More than two thirds of the country's forces retain fees worth million of pounds when commissioning recovery companies to remove crashed or broken down vehicles, according to an investigation by car insurance provider swiftcover.com. And fees, which cover administration costs, have risen by 48% on average in the past two years, from £11.34 in 2009-10 to £16.87 in 2012. The highest charge is £33.26 levied by Greater Manchester police.
When dealing with crashed or broken down vehicles, forces will have an agreement with one or more preferred suppliers, and will normally invoice the vehicle's insurer for the cost of recovery. Police forces are legally permitted to retain an unspecified portion of the amount paid by the insurer to cover administrative costs. But the number of vehicles recovered by police forces is falling each year, while the income per vehicle is rising.

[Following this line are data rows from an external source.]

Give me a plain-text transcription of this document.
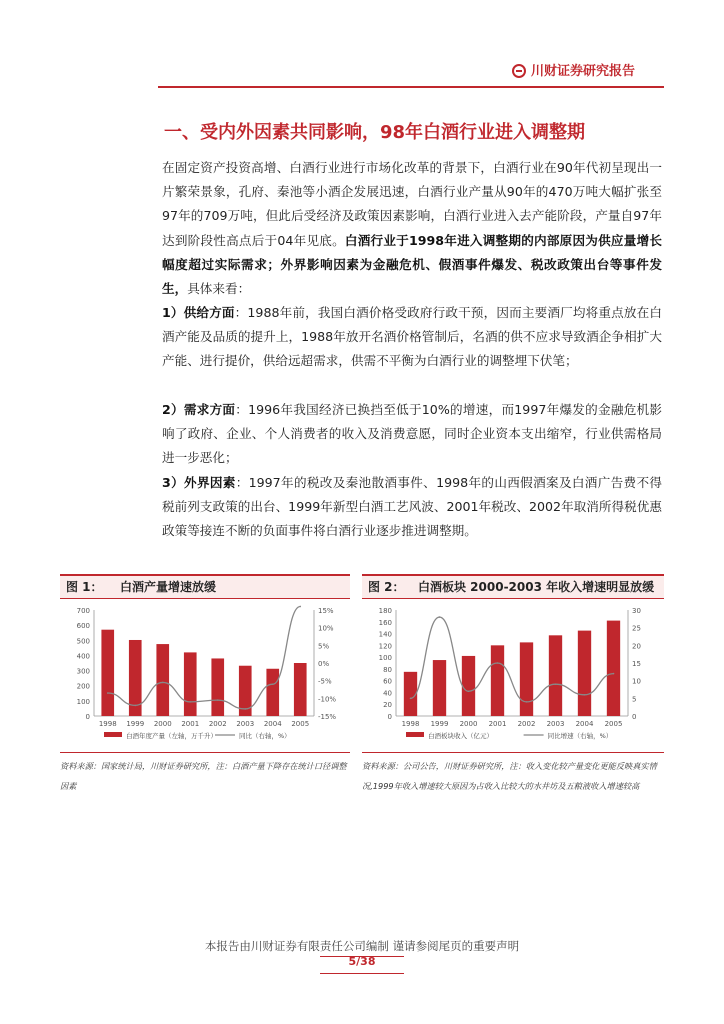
川财证券研究报告
一、受内外因素共同影响，98年白酒行业进入调整期
在固定资产投资高增、白酒行业进行市场化改革的背景下，白酒行业在90年代初呈现出一片繁荣景象，孔府、秦池等小酒企发展迅速，白酒行业产量从90年的470万吨大幅扩张至97年的709万吨，但此后受经济及政策因素影响，白酒行业进入去产能阶段，产量自97年达到阶段性高点后于04年见底。白酒行业于1998年进入调整期的内部原因为供应量增长幅度超过实际需求；外界影响因素为金融危机、假酒事件爆发、税改政策出台等事件发生，具体来看：
1）供给方面：1988年前，我国白酒价格受政府行政干预，因而主要酒厂均将重点放在白酒产能及品质的提升上，1988年放开名酒价格管制后，名酒的供不应求导致酒企争相扩大产能、进行提价，供给远超需求，供需不平衡为白酒行业的调整埋下伏笔；
2）需求方面：1996年我国经济已换挡至低于10%的增速，而1997年爆发的金融危机影响了政府、企业、个人消费者的收入及消费意愿，同时企业资本支出缩窄，行业供需格局进一步恶化；
3）外界因素：1997年的税改及秦池散酒事件、1998年的山西假酒案及白酒广告费不得税前列支政策的出台、1999年新型白酒工艺风波、2001年税改、2002年取消所得税优惠政策等接连不断的负面事件将白酒行业逐步推进调整期。
图 1： 白酒产量增速放缓
0
100
200
300
400
500
600
700	15%
10%
5%
0%
-5%
-10%
-15%
1998 1999 2000 2001 2002 2003 2004 2005
白酒年度产量（左轴，万千升）	同比（右轴，%）
资料来源：国家统计局，川财证券研究所，注：白酒产量下降存在统计口径调整因素
图 2： 白酒板块 2000-2003 年收入增速明显放缓
0
20
40
60
80
100
120
140
160
180
0
5
10
15
20
25
30
1998 1999 2000 2001 2002 2003 2004 2005
白酒板块收入（亿元）	同比增速（右轴，%）
资料来源：公司公告，川财证券研究所，注：收入变化较产量变化更能反映真实情况,1999年收入增速较大原因为占收入比较大的水井坊及五粮液收入增速较高
本报告由川财证券有限责任公司编制 谨请参阅尾页的重要声明
5/38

The investigation found that 36 of the 52 police forces approached retained a fee when referring vehicles to recovery agents, while a further eleven either did not reply or provided an ambiguous response. Only five forces do not receive any income.

Meanwhile, the cops are refusing to use a free database designed to reduce costs for insurance companies and motorist which could reduce the cost to motorists and insurers by as much as £109m per year.

The Association of Chief Police Officers said the investigation reveals "nothing new" and that the recovery fees charged had been agreed by the insurance industry.